Phytoplasmas colonize in the phloem tissue of their hosts. This allows the pathogen to spread systemically through the vascular system into new leaves of the plant. Since phytoplasmas are not known to survive without their host (plant or insect), the process of the overwintering (unfavorable conditions) stage is unknown. The exact spot in the cycle where the spear leaf dies is not absolute, but it is thought to be early in the disease process.

When a healthy insect vector feeds by piercing the vein of a leaf and sucking the phloem sap, the pathogen is ingested into the gut of the insect. Before the infection can be spread from plant to plant, an incubation period is needed for distribution throughout the insect. Once the phytoplasma is ingested from the plant, it multiplies in the gut of the insect, travels into the hemolymph, then to the salivary glands. Here, in high enough concentrations, the phytoplasma is transmitted into new plants when the insect feeds.

==Environment==
The only area this disease in known to infect is the southern coastal regions of Texas and Florida. It is not known how the phytoplasma reached Florida, but it is likely it was brought over from an unknown insect vector since movement of palms from the Texas coast to Florida is not routine. It is not known whether this phytoplasma prefers the climate of these coastal regions or a specific host. As of now, the only hosts known to carry this disease are a range of palm species.

To favor development, the area of infection must have a high population of insect vectors (planthoppers, psyllids, or treehoppers) for continuous, successful transmission. Rate of replication depends on the parameter of the incubation period. Depending on the insect vector and temperature, it could be anywhere between 10 (at 30°) and 45 (at 10°) days. The concentration of phytoplasmas, at the salivary glands of the insect vector after incubation period, also varies transmission. The concentration must meet a certain level before the insect transfers the infection into new plants.

==Management==
There are two main methods of control for Texas Phoenix palm decline: Removal of dead spear leaves of the palm tree and the application of an antibiotic called oxytetracycline HCl (OTC).

If the spear leaf dies, there are healthy leaves beneath them, and the control method of implementing the removal of dead spear leaves is to be used. Unless the removal of these dead spear leaves occurs, this gives a chance for the vector to use these diseased spear leaves and transmit the disease to other nearby susceptible palm trees.

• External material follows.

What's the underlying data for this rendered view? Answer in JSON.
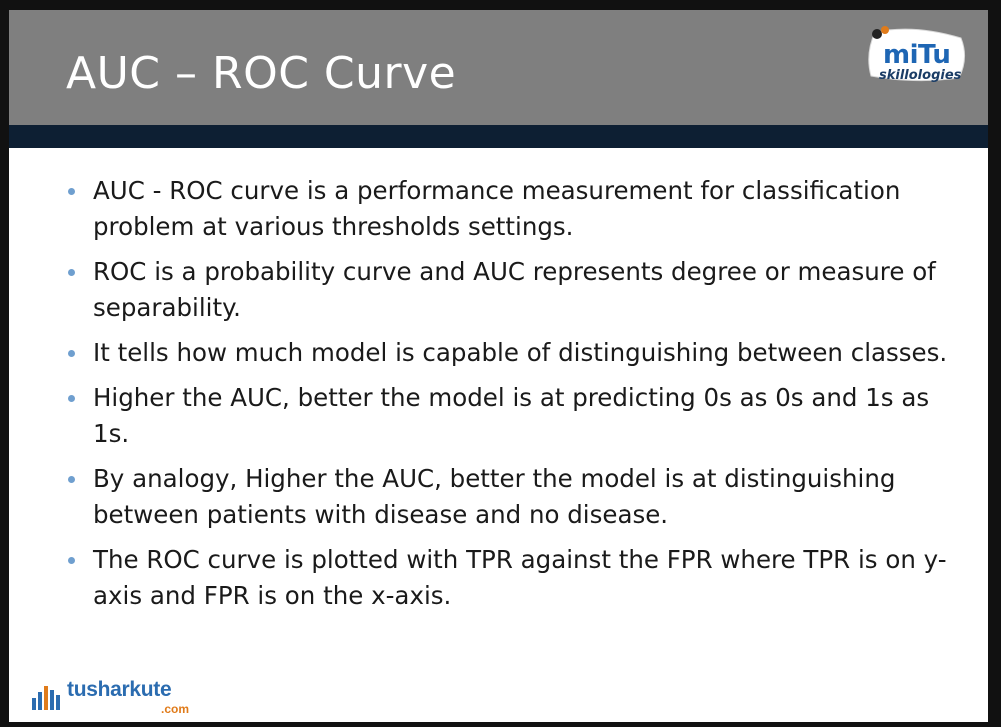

If the spear leaf has not yet been killed by TPPD, antibiotics are added to afflicted palm trees by injecting it into the trunk of the tree. These applications have a liquid composition. They are applied either when the plant is expressing symptoms of TPPD or as a source of protecting known susceptible palm species from ever acquiring the disease. This antibiotic cannot be used on just any palm species. It should rather be used only on prone species palm to TPPD. Over the course of four months these antibiotics will be integrated, if used.

Future implications that have not been stable in terms of success or effectiveness, but that still hold promise are discovery of resistant strains of palm or control of vector population. These are not used however due to not knowing the complete known palms TPPD effects and the vector not being totally known either.

== Importance ==
Texas Phoenix palm decline is classified as a systemic disease and it is known to rapidly kill its hosts. Although it is dispersed around by vectors, at this time it is still unknown as to which what specific vectors exactly are carrying and spreading this disease. The palm disease TPPD has no known cure. In response to the disease outbreak in Texas, namely, quarantines have been set up for various counties (Nueces, Hidalgo, Cameron, Willacy, and various portions of Kleberg county as well). Even more drastic measures have been implemented in Florida, as the entire state is under quarantine for Texas Phoenix palm decline.

There is large concern for the destruction of the Sabal palm. Given its native status to Florida, its loss could suffer severe consequences to the local ecosystem if there is no reliable management soon.